On April 23, 1999, the defendant filed a motion to dismiss the complaint for lack of subject matter jurisdiction on the grounds that: (i) the plaintiffs filed the complaint outside the statute of limitations authorizing an action for discriminatory housing practices, General Statutes § 46a-98a; "and (ii) the plaintiffs failed to exhaust their administrative remedies with the Commission on Human Rights and Opportunities pursuant to General Statutes § 46a-83.

"The motion to dismiss shall be used to assert . . . lack of jurisdiction over the subject matter." (Internal quotation marks omitted.) Sadloski v. Manchester, 235 Conn. 637, 645-46 n. 13,668 A.2d 1314 (1995). "Where . . . a specific [time] limitation is contained in the statute which establishes the remedy, the remedy exists only during the prescribed period and not thereafter. [I]t is considered substantive or jurisdictional, and not subject to waiver." Travelers Indemnity Co. v. Rubin, 209 Conn. 437, 446,551 A.2d 1220 (1988). "Under our exhaustion of administrative remedies doctrine, a trial court lacks subject matter jurisdiction over an action that seeks a remedy that could be provided through an administrative proceeding, unless and until that remedy has been sought in the administrative forum. . . . In the absence of exhaustion of that remedy, the action must be dismissed." (Citation omitted.) Drumm v. Brown, 245 Conn. 657,676, 716 A.2d 50 (1998). "It is well established that in ruling upon whether a complaint survives a motion to dismiss, a court must take the facts to be those alleged in the complaint, including those facts necessarily implied from the allegations, construing them in a manner most favorable to the pleader." (Internal quotation marks omitted.) Lawrence Brunoli, Inc. v.Branford, 247 Conn. 407, 410, 722 A.2d 271 (1999). CT Page 10201

The defendant's first ground for dismissal is that the complaint was not filed before the time period expired under the statute that creates the plaintiffs' right of action for discriminatory housing practices. The plaintiffs counter by arguing: (1) that their complaint alleges additional causes of action which are not governed by the discriminatory housing practices statute; and (2) that General Statutes § 46a-83 (d) authorizes the plaintiffs' action.

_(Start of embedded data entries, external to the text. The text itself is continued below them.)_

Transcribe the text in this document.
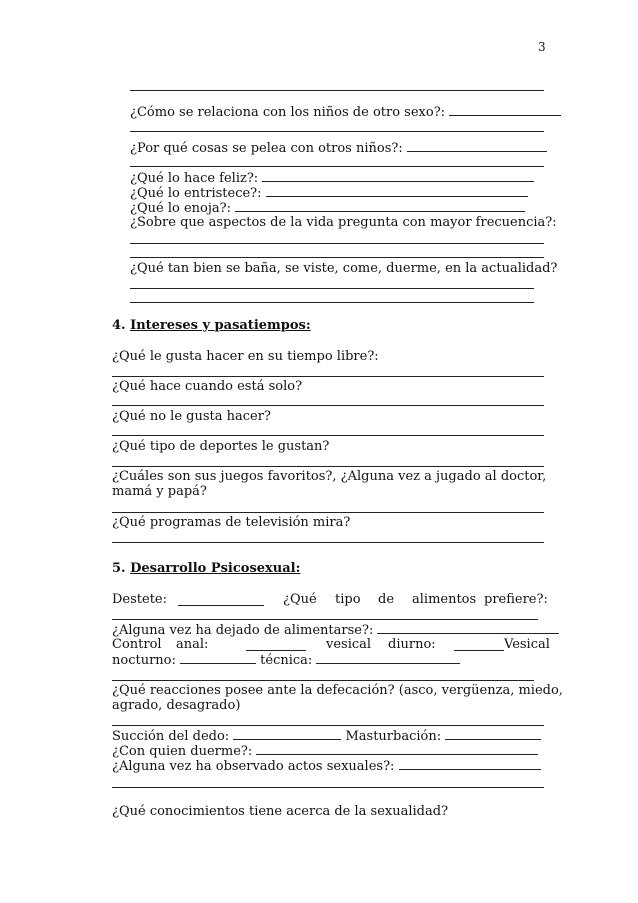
3
¿Cómo se relaciona con los niños de otro sexo?:
¿Por qué cosas se pelea con otros niños?:
¿Qué lo hace feliz?:
¿Qué lo entristece?:
¿Qué lo enoja?:
¿Sobre que aspectos de la vida pregunta con mayor frecuencia?:
¿Qué tan bien se baña, se viste, come, duerme, en la actualidad?
4. Intereses y pasatiempos:
¿Qué le gusta hacer en su tiempo libre?:
¿Qué hace cuando está solo?
¿Qué no le gusta hacer?
¿Qué tipo de deportes le gustan?
¿Cuáles son sus juegos favoritos?, ¿Alguna vez a jugado al doctor,
mamá y papá?
¿Qué programas de televisión mira?
5. Desarrollo Psicosexual:
Destete:	¿Qué tipo de alimentos prefiere?:
¿Alguna vez ha dejado de alimentarse?:
Control anal:	vesical diurno:	Vesical
nocturno:	técnica:
¿Qué reacciones posee ante la defecación? (asco, vergüenza, miedo,
agrado, desagrado)
Succión del dedo:	Masturbación:
¿Con quien duerme?:
¿Alguna vez ha observado actos sexuales?:
¿Qué conocimientos tiene acerca de la sexualidad?
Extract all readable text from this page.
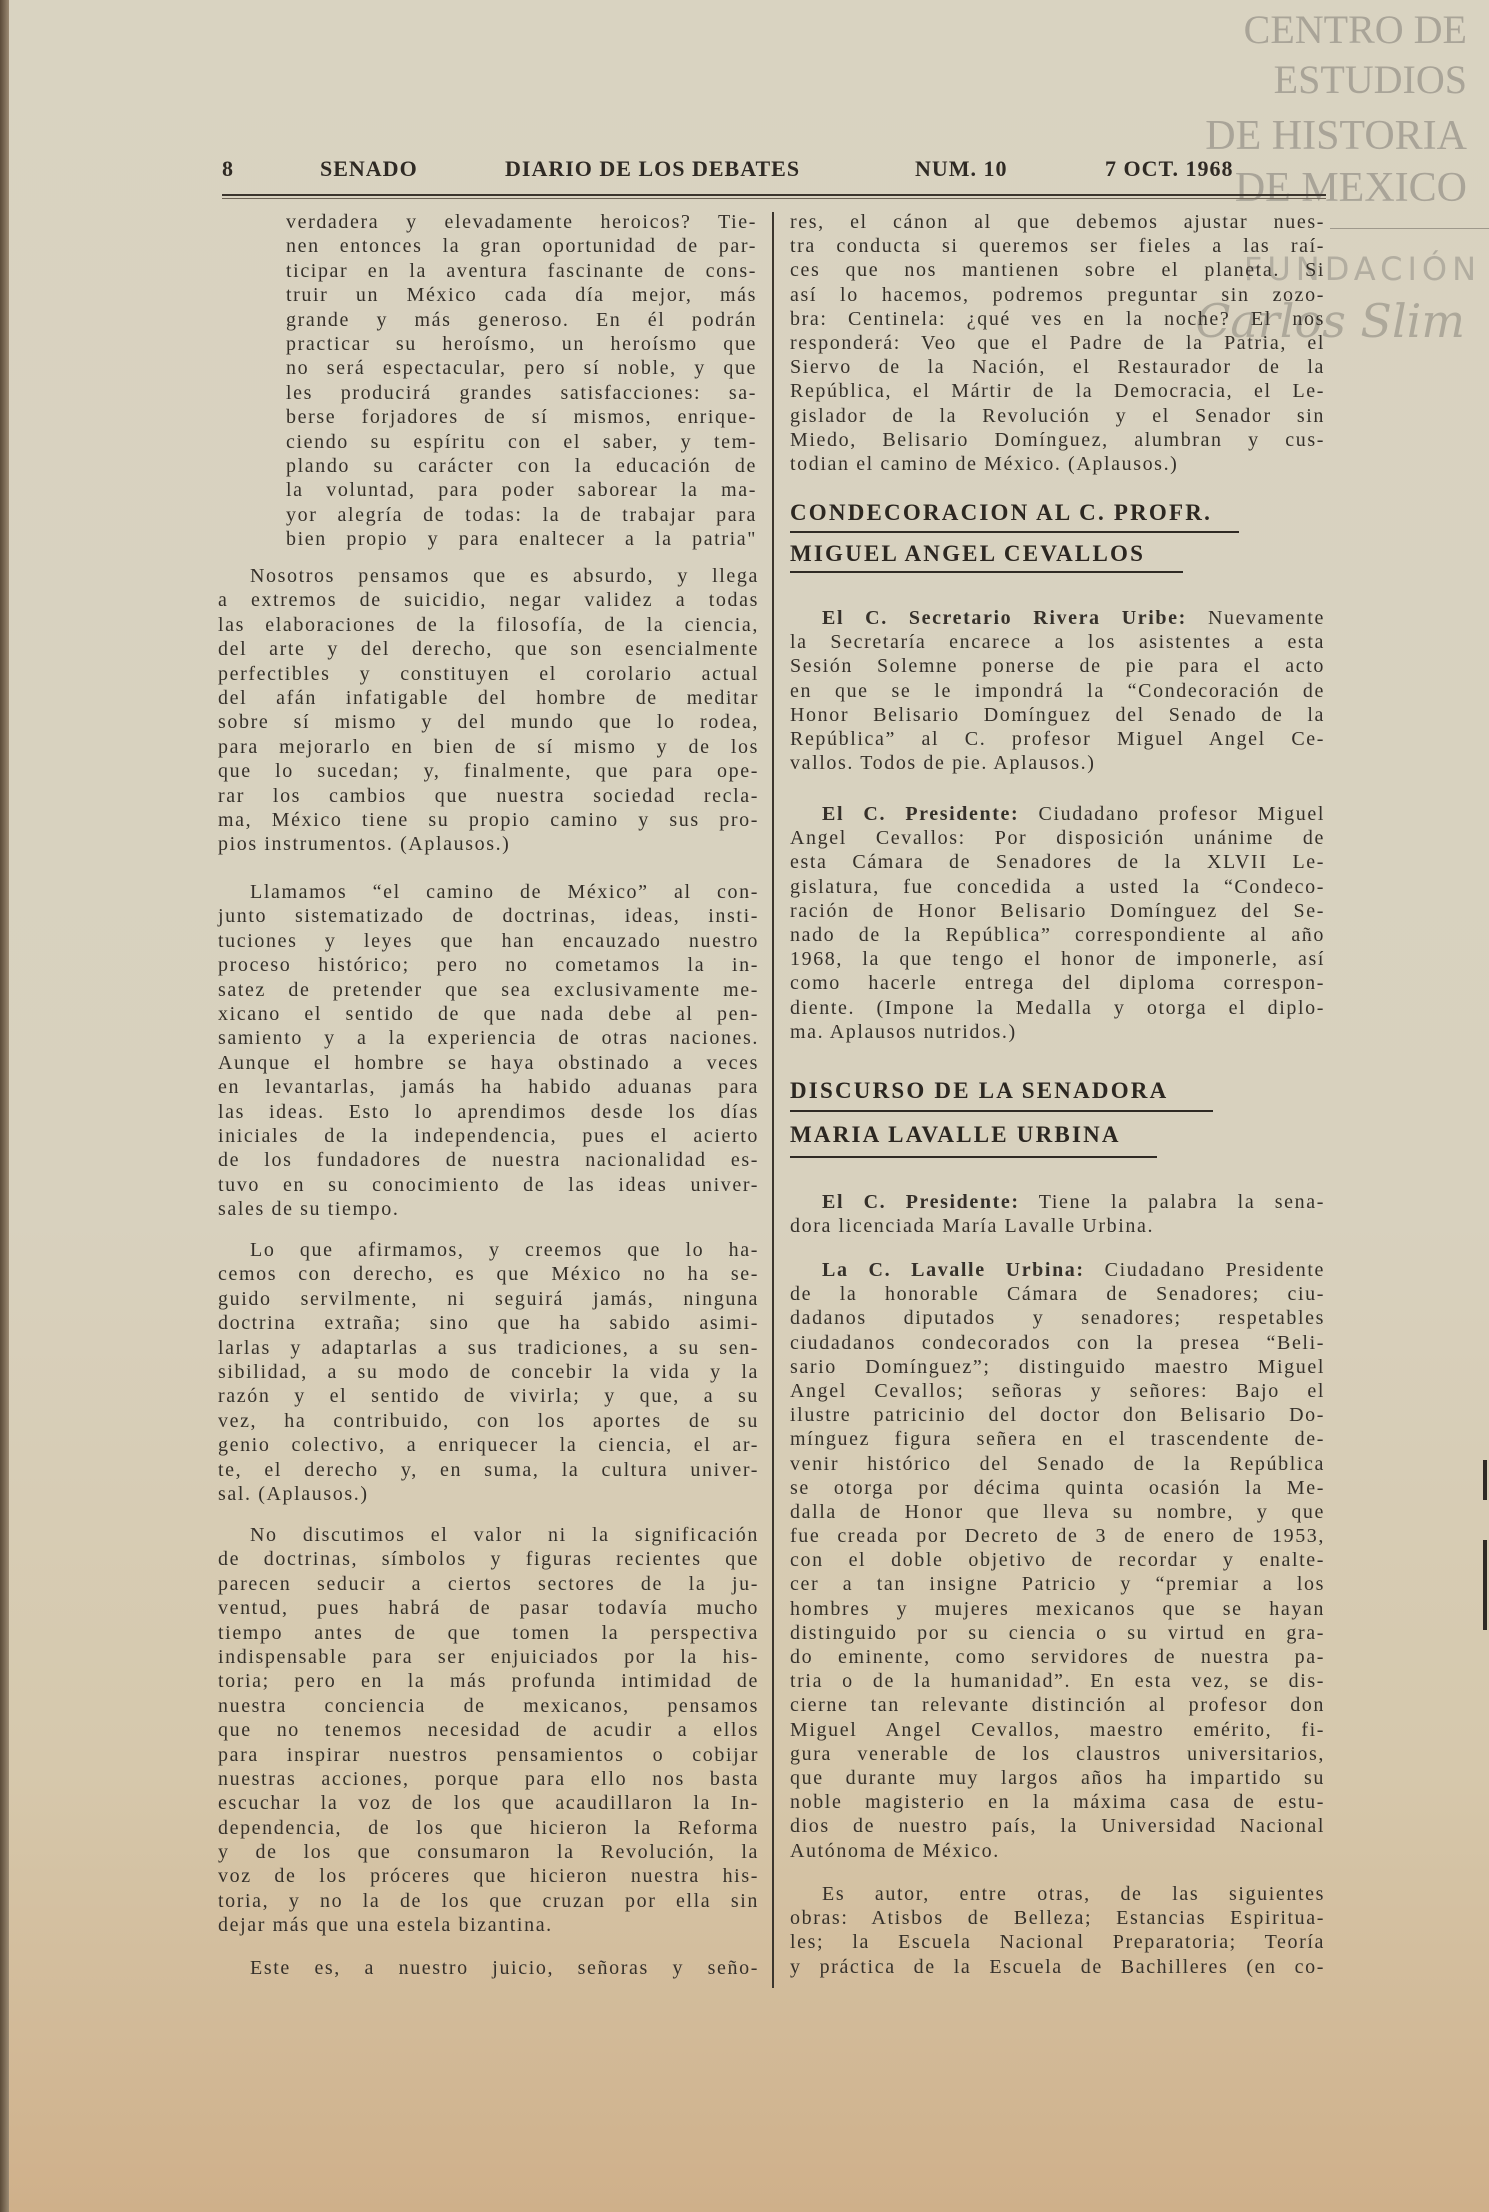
CENTRO DE
ESTUDIOS
DE HISTORIA
DE MEXICO
FUNDACIÓN
Carlos Slim
8	SENADO	DIARIO DE LOS DEBATES	NUM. 10	7 OCT. 1968
verdadera y elevadamente heroicos? Tie-
nen entonces la gran oportunidad de par-
ticipar en la aventura fascinante de cons-
truir un México cada día mejor, más
grande y más generoso. En él podrán
practicar su heroísmo, un heroísmo que
no será espectacular, pero sí noble, y que
les producirá grandes satisfacciones: sa-
berse forjadores de sí mismos, enrique-
ciendo su espíritu con el saber, y tem-
plando su carácter con la educación de
la voluntad, para poder saborear la ma-
yor alegría de todas: la de trabajar para
bien propio y para enaltecer a la patria"
Nosotros pensamos que es absurdo, y llega
a extremos de suicidio, negar validez a todas
las elaboraciones de la filosofía, de la ciencia,
del arte y del derecho, que son esencialmente
perfectibles y constituyen el corolario actual
del afán infatigable del hombre de meditar
sobre sí mismo y del mundo que lo rodea,
para mejorarlo en bien de sí mismo y de los
que lo sucedan; y, finalmente, que para ope-
rar los cambios que nuestra sociedad recla-
ma, México tiene su propio camino y sus pro-
pios instrumentos. (Aplausos.)
Llamamos “el camino de México” al con-
junto sistematizado de doctrinas, ideas, insti-
tuciones y leyes que han encauzado nuestro
proceso histórico; pero no cometamos la in-
satez de pretender que sea exclusivamente me-
xicano el sentido de que nada debe al pen-
samiento y a la experiencia de otras naciones.
Aunque el hombre se haya obstinado a veces
en levantarlas, jamás ha habido aduanas para
las ideas. Esto lo aprendimos desde los días
iniciales de la independencia, pues el acierto
de los fundadores de nuestra nacionalidad es-
tuvo en su conocimiento de las ideas univer-
sales de su tiempo.
Lo que afirmamos, y creemos que lo ha-
cemos con derecho, es que México no ha se-
guido servilmente, ni seguirá jamás, ninguna
doctrina extraña; sino que ha sabido asimi-
larlas y adaptarlas a sus tradiciones, a su sen-
sibilidad, a su modo de concebir la vida y la
razón y el sentido de vivirla; y que, a su
vez, ha contribuido, con los aportes de su
genio colectivo, a enriquecer la ciencia, el ar-
te, el derecho y, en suma, la cultura univer-
sal. (Aplausos.)
No discutimos el valor ni la significación
de doctrinas, símbolos y figuras recientes que
parecen seducir a ciertos sectores de la ju-
ventud, pues habrá de pasar todavía mucho
tiempo antes de que tomen la perspectiva
indispensable para ser enjuiciados por la his-
toria; pero en la más profunda intimidad de
nuestra conciencia de mexicanos, pensamos
que no tenemos necesidad de acudir a ellos
para inspirar nuestros pensamientos o cobijar
nuestras acciones, porque para ello nos basta
escuchar la voz de los que acaudillaron la In-
dependencia, de los que hicieron la Reforma
y de los que consumaron la Revolución, la
voz de los próceres que hicieron nuestra his-
toria, y no la de los que cruzan por ella sin
dejar más que una estela bizantina.
Este es, a nuestro juicio, señoras y seño-
res, el cánon al que debemos ajustar nues-
tra conducta si queremos ser fieles a las raí-
ces que nos mantienen sobre el planeta. Si
así lo hacemos, podremos preguntar sin zozo-
bra: Centinela: ¿qué ves en la noche? El nos
responderá: Veo que el Padre de la Patria, el
Siervo de la Nación, el Restaurador de la
República, el Mártir de la Democracia, el Le-
gislador de la Revolución y el Senador sin
Miedo, Belisario Domínguez, alumbran y cus-
todian el camino de México. (Aplausos.)
CONDECORACION AL C. PROFR.
MIGUEL ANGEL CEVALLOS
El C. Secretario Rivera Uribe: Nuevamente
la Secretaría encarece a los asistentes a esta
Sesión Solemne ponerse de pie para el acto
en que se le impondrá la “Condecoración de
Honor Belisario Domínguez del Senado de la
República” al C. profesor Miguel Angel Ce-
vallos. Todos de pie. Aplausos.)
El C. Presidente: Ciudadano profesor Miguel
Angel Cevallos: Por disposición unánime de
esta Cámara de Senadores de la XLVII Le-
gislatura, fue concedida a usted la “Condeco-
ración de Honor Belisario Domínguez del Se-
nado de la República” correspondiente al año
1968, la que tengo el honor de imponerle, así
como hacerle entrega del diploma correspon-
diente. (Impone la Medalla y otorga el diplo-
ma. Aplausos nutridos.)
DISCURSO DE LA SENADORA
MARIA LAVALLE URBINA
El C. Presidente: Tiene la palabra la sena-
dora licenciada María Lavalle Urbina.
La C. Lavalle Urbina: Ciudadano Presidente
de la honorable Cámara de Senadores; ciu-
dadanos diputados y senadores; respetables
ciudadanos condecorados con la presea “Beli-
sario Domínguez”; distinguido maestro Miguel
Angel Cevallos; señoras y señores: Bajo el
ilustre patricinio del doctor don Belisario Do-
mínguez figura señera en el trascendente de-
venir histórico del Senado de la República
se otorga por décima quinta ocasión la Me-
dalla de Honor que lleva su nombre, y que
fue creada por Decreto de 3 de enero de 1953,
con el doble objetivo de recordar y enalte-
cer a tan insigne Patricio y “premiar a los
hombres y mujeres mexicanos que se hayan
distinguido por su ciencia o su virtud en gra-
do eminente, como servidores de nuestra pa-
tria o de la humanidad”. En esta vez, se dis-
cierne tan relevante distinción al profesor don
Miguel Angel Cevallos, maestro emérito, fi-
gura venerable de los claustros universitarios,
que durante muy largos años ha impartido su
noble magisterio en la máxima casa de estu-
dios de nuestro país, la Universidad Nacional
Autónoma de México.
Es autor, entre otras, de las siguientes
obras: Atisbos de Belleza; Estancias Espiritua-
les; la Escuela Nacional Preparatoria; Teoría
y práctica de la Escuela de Bachilleres (en co-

"Private causes of action under our antidiscrimination statutes are provided in only relatively limited circumstances such as General Statutes . . . § 46a-98a (housing discrimination or breach of conciliation agreement)." Flanagan v.State C.H.R.O., Superior Court, judicial district of Hartford-New Britain at Hartford, Docket No. 563942 (January 30, 1997, Allen, J.T.R.). Section 46a-98a provides: "Any person claiming to be aggrieved by a violation of section 46a-64c1 . . . or by a breach of a conciliation agreement entered into pursuant to this chapter, may bring an action in the superior court, or the housing session of said court if appropriate within one year of the date of the alleged discriminatory practice or of a breach of a conciliation agreement entered into pursuant to this chapter. . . . The court shall have the power to grant relief, by injunction or otherwise as it deems just and suitable." General Statutes § 46a-98a.

It is clear, therefore, that to bring a private civil action to enforce discriminatory housing practice violations of General Statutes § 46a-64c, a plaintiff must commence its action within one year of the alleged discriminatory act. In the present case, the plaintiffs filed their complaint in this court in March, 1999, concerning discriminatory housing practices which allegedly occurred during August, 1997. Because their complaint was not filed within the one-year imitation as provided in §46a-98a, the plaintiffs' count which alleges discriminatory housing violations (Count 2) must be dismissed.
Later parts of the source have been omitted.